Steering and Geometry

The steering column connects the handlebars to a fork supporting the front wheel. Most mopeds use a direct fork design (no suspension) or minimal suspension (cartridge shocks), prioritizing simplicity and light weight. The geometry is typically aggressive (short wheelbase, steep head tube angle), creating responsive handling suitable for urban navigation.

The frame is usually aluminum or magnesium alloy, welded or cast, minimizing weight and corrosion.

Regulatory Landscape

Electric mopeds are classified differently in various regions:

• EU: Class L1e (max 50 cc equivalent, 50 km/h), L3e (50–250 cc equivalent, 130 km/h), etc. Class L1e requires minimal licensing and is treated as a motorized bicycle; L3e requires full motorcycle licensing and registration.
• USA: State-by-state variation; many states treat e-scooters as bicycles if they have pedals and motor under 750 W. Scooters without pedals are treated as motor vehicles, requiring licensing and insurance.
• China: Dominated by shared rental models; personal ownership is increasingly restricted in major cities due to congestion.
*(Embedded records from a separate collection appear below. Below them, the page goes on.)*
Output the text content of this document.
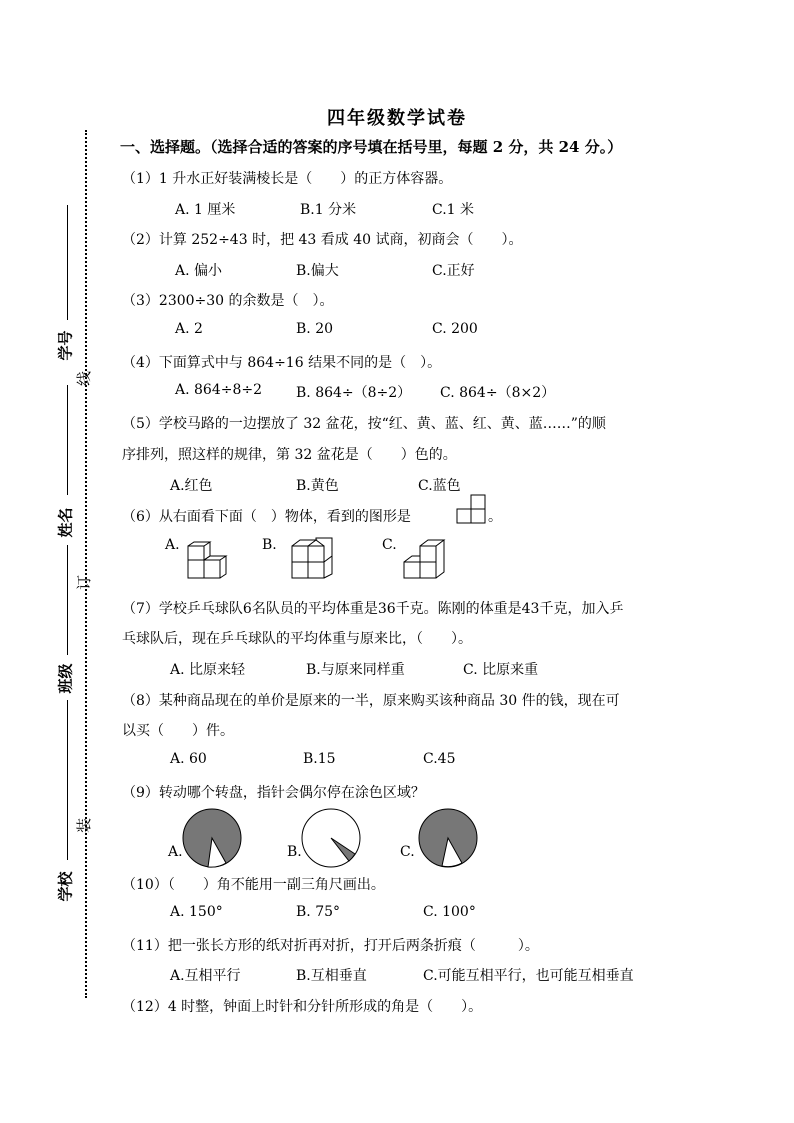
学号
线
姓名
订
班级
装
学校
四年级数学试卷
一、选择题。（选择合适的答案的序号填在括号里，每题 2 分，共 24 分。）
（1）1 升水正好装满棱长是（　　）的正方体容器。
A. 1 厘米	B.1 分米	C.1 米
（2）计算 252÷43 时，把 43 看成 40 试商，初商会（　　）。
A. 偏小	B.偏大	C.正好
（3）2300÷30 的余数是（　）。
A. 2	B. 20	C. 200
（4）下面算式中与 864÷16 结果不同的是（　）。
A. 864÷8÷2 B. 864÷（8÷2） C. 864÷（8×2）
（5）学校马路的一边摆放了 32 盆花，按“红、黄、蓝、红、黄、蓝……”的顺
序排列，照这样的规律，第 32 盆花是（　　）色的。
A.红色	B.黄色	C.蓝色
（6）从右面看下面（　）物体，看到的图形是	。
A.	B.	C.
（7）学校乒乓球队6名队员的平均体重是36千克。陈刚的体重是43千克，加入乒
乓球队后，现在乒乓球队的平均体重与原来比，（　　）。
A. 比原来轻	B.与原来同样重	C. 比原来重
（8）某种商品现在的单价是原来的一半，原来购买该种商品 30 件的钱，现在可
以买（　　）件。
A. 60	B.15	C.45
（9）转动哪个转盘，指针会偶尔停在涂色区域？
A.	B.	C.
（10）（　　）角不能用一副三角尺画出。
A. 150°	B. 75°	C. 100°
（11）把一张长方形的纸对折再对折，打开后两条折痕（　　　）。
A.互相平行	B.互相垂直	C.可能互相平行，也可能互相垂直
（12）4 时整，钟面上时针和分针所形成的角是（　　）。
Regulations typically cap speed (25–50 km/h), power (250–750 W), and require lights, mirrors, and in some cases, pedals. Speed limiters are common—even if a moped is mechanically capable of 80 km/h, firmware limits it to 45 km/h to comply with regulations.

Market and Trends

The global electric moped market is dominated by shared rental fleets (Lime, Bird, Voi, etc.), where thousands of scooters are deployed in cities. Personal ownership is secondary, concentrated in Asia (China, Vietnam) and growing in Europe and North America.

Trends include:

• Larger Battery Packs: 72V batteries with 50+ Ah capacity enable 200+ km range, positioning e-mopeds as viable commuters rather than short-hop vehicles.
• Lightweight Materials: Carbon fiber frames and magnesium hubs reduce weight below 40 kg, improving speed and efficiency.
• Faster Charging: 50 A DC fast chargers reduce charge time to 30 minutes or less.
• Autonomous Features: GPS, Bluetooth connectivity, and mobile apps enable fleet tracking, geofencing, and maintenance alerts.
• Pedal Options: Some models add pedals to comply with regulatory definitions of motorized bicycles, enabling access to bike lanes and reduced licensing requirements.

Electric mopeds represent a rapidly evolving transportation category, balancing environmental benefit, user convenience, and regulatory compliance.